Escudero menyarankan agar pembatasan ini mencontoh kebijakan ketat yang dikenakan pada industri tembakau sejak 2003. Ia berpendapat bahwa iklan perjudian harus mengikuti regulasi serupa untuk melindungi generasi muda dari bahaya penjudi. Menurutnya, saatnya untuk menata ulang bagaimana industri ini dipantau, setidaknya seperti yang dilakukan pada tembakau dua puluh tahun lalu. Walaupun menghargai dampak ekonomi dari industri perjudian, yang diperkirakan akan menghasilkan P396.13 miliar pada tahun 2025, Escudero mengungkapkan kekhawatirannya mengenai efek buruk dari iklan perjudian terhadap kesehatan mental dan fisik serta dampak sosial-ekonomi secara keseluruhan.
Peningkatan Regulasi untuk Konsistensi Penegakan Hukum
Agar lebih efektif, RUU ini juga bertujuan untuk mengesahkan pedoman sukarela terbaru dari Dewan Standar Periklanan yang melarang penggunaan citra perjudian. Escudero memandang perlunya landasan hukum nasional untuk menjamin penerapan yang seragam dan mencegah celah regulasi.
Masa Penyesuaian dan Hukuman
Dengan persetujuan, undang-undang ini akan memberikan waktu satu tahun bagi pelaku industri untuk menyingkirkan materi promosi yang sudah ada. Setelah masa ini, pelanggaran akan dikenai sanksi yang meningkat berdasarkan seberapa sering mereka melanggar. Pelanggar pertama kali bisa didenda hingga P200,000 dan dipenjara hingga satu tahun. Pelanggaran kedua akan dikenai denda hingga P300,000 serta penjara sampai dua tahun, sementara pelanggaran ketiga dapat dikenai denda sebesar P500,000, penjara hingga tiga tahun, dan pencabutan izin usaha. Bagi warga negara asing yang melanggar undang-undang ini, hukumannya adalah deportasi.
Escudero menekankan bahwa hukuman ini dimaksudkan untuk mencegah tindakan yang merugikan kesejahteraan sosial. Menurut senator ini, tujuan utama dari pembatasan ini adalah untuk menumbuhkan tanggung jawab dalam industri perjudian, melindungi anak-anak dan kelompok rentan, mendorong konsumen untuk membuat keputusan yang bijak, dan memastikan bahwa kepentingan publik diprioritaskan.
Undang-undang ini juga mencakup kampanye pendidikan yang dipromosikan pemerintah tentang perjudian yang bertanggung jawab serta dukungan mental bagi para penjudi.

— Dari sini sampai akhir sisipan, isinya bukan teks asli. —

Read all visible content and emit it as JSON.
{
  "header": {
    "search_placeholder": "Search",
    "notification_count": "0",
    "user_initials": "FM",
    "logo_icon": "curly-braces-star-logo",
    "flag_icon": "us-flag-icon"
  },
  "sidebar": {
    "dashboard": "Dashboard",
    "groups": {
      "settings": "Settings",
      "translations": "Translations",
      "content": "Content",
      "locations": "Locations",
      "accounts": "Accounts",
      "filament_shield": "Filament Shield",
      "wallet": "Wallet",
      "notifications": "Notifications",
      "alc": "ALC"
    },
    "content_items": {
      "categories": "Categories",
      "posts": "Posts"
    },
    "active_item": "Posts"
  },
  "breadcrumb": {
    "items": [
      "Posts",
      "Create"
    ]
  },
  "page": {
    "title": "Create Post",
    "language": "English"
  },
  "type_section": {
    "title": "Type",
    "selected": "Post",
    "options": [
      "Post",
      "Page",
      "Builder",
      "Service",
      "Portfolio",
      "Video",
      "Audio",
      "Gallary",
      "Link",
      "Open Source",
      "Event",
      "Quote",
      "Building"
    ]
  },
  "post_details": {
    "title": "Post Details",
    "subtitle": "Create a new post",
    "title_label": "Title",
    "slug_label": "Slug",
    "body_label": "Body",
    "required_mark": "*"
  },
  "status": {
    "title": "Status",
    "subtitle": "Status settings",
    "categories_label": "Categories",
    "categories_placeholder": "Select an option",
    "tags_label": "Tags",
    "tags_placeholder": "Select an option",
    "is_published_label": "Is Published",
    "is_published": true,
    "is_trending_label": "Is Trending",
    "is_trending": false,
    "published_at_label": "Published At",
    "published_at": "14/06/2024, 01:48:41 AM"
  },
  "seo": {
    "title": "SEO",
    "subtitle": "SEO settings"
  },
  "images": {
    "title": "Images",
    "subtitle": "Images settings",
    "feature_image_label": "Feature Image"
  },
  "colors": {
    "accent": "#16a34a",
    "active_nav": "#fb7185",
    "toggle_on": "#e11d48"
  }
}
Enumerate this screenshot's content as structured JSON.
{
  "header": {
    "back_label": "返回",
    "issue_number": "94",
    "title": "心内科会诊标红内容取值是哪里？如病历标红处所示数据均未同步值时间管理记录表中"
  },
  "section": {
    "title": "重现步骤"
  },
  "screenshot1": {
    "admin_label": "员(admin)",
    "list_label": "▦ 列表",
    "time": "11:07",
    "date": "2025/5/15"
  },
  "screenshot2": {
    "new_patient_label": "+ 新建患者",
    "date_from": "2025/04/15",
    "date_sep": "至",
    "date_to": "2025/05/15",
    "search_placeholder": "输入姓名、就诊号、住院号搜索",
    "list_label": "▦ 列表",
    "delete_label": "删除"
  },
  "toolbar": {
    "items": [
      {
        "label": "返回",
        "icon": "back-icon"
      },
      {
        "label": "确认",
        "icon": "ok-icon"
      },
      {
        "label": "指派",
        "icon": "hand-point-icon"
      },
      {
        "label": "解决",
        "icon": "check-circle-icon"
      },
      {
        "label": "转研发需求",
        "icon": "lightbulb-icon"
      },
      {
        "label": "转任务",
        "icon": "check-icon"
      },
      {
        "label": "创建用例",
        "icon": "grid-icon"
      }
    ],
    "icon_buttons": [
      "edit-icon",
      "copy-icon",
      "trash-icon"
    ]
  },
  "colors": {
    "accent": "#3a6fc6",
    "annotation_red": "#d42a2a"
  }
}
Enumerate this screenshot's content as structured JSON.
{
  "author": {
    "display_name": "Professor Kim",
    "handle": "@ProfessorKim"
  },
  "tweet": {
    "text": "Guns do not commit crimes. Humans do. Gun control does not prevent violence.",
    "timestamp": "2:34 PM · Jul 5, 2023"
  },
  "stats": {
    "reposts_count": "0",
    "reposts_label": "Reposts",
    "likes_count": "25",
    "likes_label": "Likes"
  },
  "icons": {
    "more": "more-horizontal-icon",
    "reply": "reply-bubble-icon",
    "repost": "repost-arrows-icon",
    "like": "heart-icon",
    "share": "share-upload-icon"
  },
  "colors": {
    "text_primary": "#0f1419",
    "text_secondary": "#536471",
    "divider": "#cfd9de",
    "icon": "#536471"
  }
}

Pengajuan undang-undang ini menyoroti fokus legislatif pada iklan perjudian, dengan pembatasan yang diajukan tidak hanya menargetkan iklan komersial tetapi juga penggunaan tokoh publik dan selebritas dalam pemasaran. Diharapkan tindakan ini akan membawa perubahan signifikan dalam cara pengelolaan industri perjudian di Filipina.